To write an integer $n$ "in base $b$ notation" means to represent it in the form
$d_i\cdot b^i + d_{i-1}\cdot b^{i-1} + \cdots + d_0 \cdot b^0$
where each $d_i$ is an integer less than $b$ and at least 0, except that the first $d_i$ may not be 0. There is guaranteed to be exactly one way to do this. Then we say that the $d_i$ are the "base-$b$ digits of the number $n$".
For example, to write the integer 237 in base 10, we write
$\begin{align} 237 & = 2\cdot 10^2 + 3\cdot 10^1 + 7\cdot 10^0 \\ & = 2\cdot 100 + 3\cdot 10 + 7\cdot 1 \\ & = 200 + 30 + 7\\ & = 237 \end{align}$
and the "base-10 digits of 237" are 2, 3, and 7, as you expect. But we can also ask about the base-8 digits of 237:
$\begin{align} 237 & = 3\cdot 8^2 + 5\cdot 8^1 + 5\cdot 8^0 \\ & = 3\cdot 64 + 5\cdot 8 + 5\cdot 1 \\ & = 192 + 40 + 5 \\ & = 237 \end{align}$
so that "base-8 digits of 237" are 355
; we sometimes write that "$237 = 355_8$".

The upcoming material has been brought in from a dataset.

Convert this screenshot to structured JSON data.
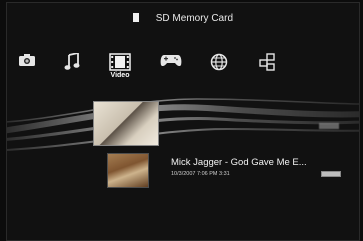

Or the base-2 digits of 237:
$\begin{align} 237 & = 1\cdot 2^7 + 1\cdot 2^6 + 1\cdot 2^5 + 0\cdot 2^4 + 1\cdot 2^3 + 1\cdot 2^2 + 0\cdot 2^1 + 1\cdot 2^0 \\ & = 1\cdot 128 + 1\cdot 64 + 1\cdot 32 + 0\cdot 16 + 1\cdot 8 + 1\cdot 4 + 0\cdot 2 + 1\cdot 1 \\ & = 128 + 64 + 32 + 0 + 8 + 4 + 0 + 1 \\ & = 237 \end{align}$
So the base-2 digits of the number 237 are 11101101
; the number requires 8 digits to write in base 2. Notice that because we are writing base-2, the digits must never be bigger than 1, just as in base 10, the conventional system, digits are never bigger than 9.

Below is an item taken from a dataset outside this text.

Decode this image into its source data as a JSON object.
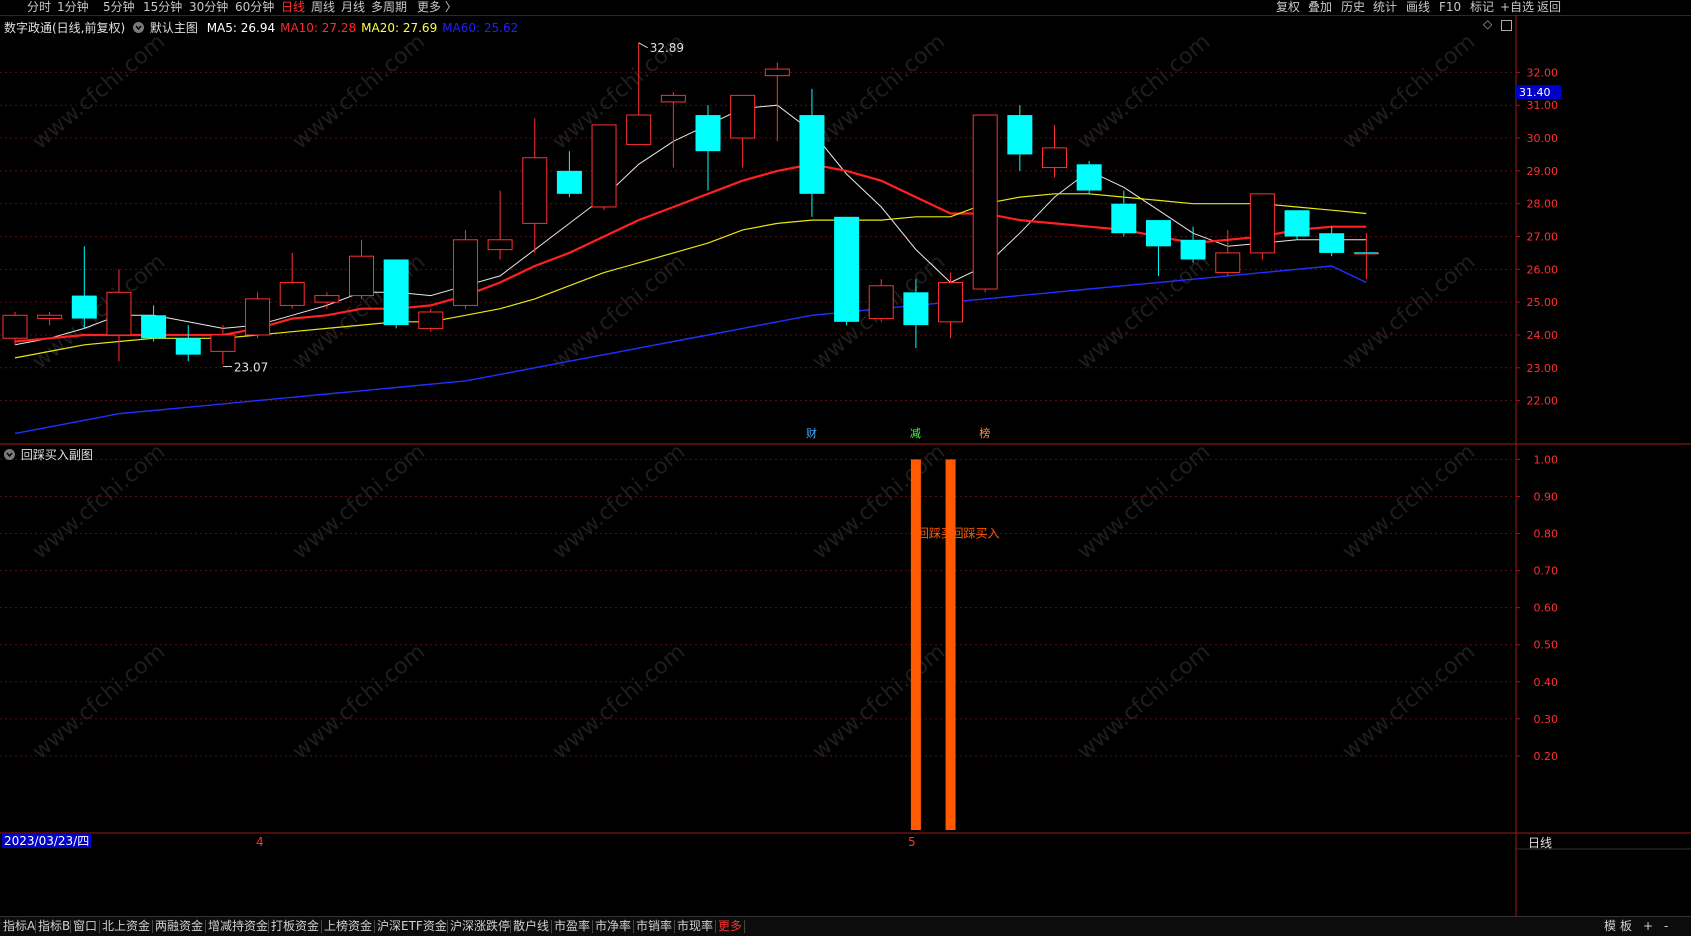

A larger number never has a shorter base-$b$ representation than a smaller number, so of the numbers from 1 to 20, you need the most digits to write 20 in any base. If you can find how many digits are needed to write 20 in base 4, you have the answer to your question.
Can you make any progress from here?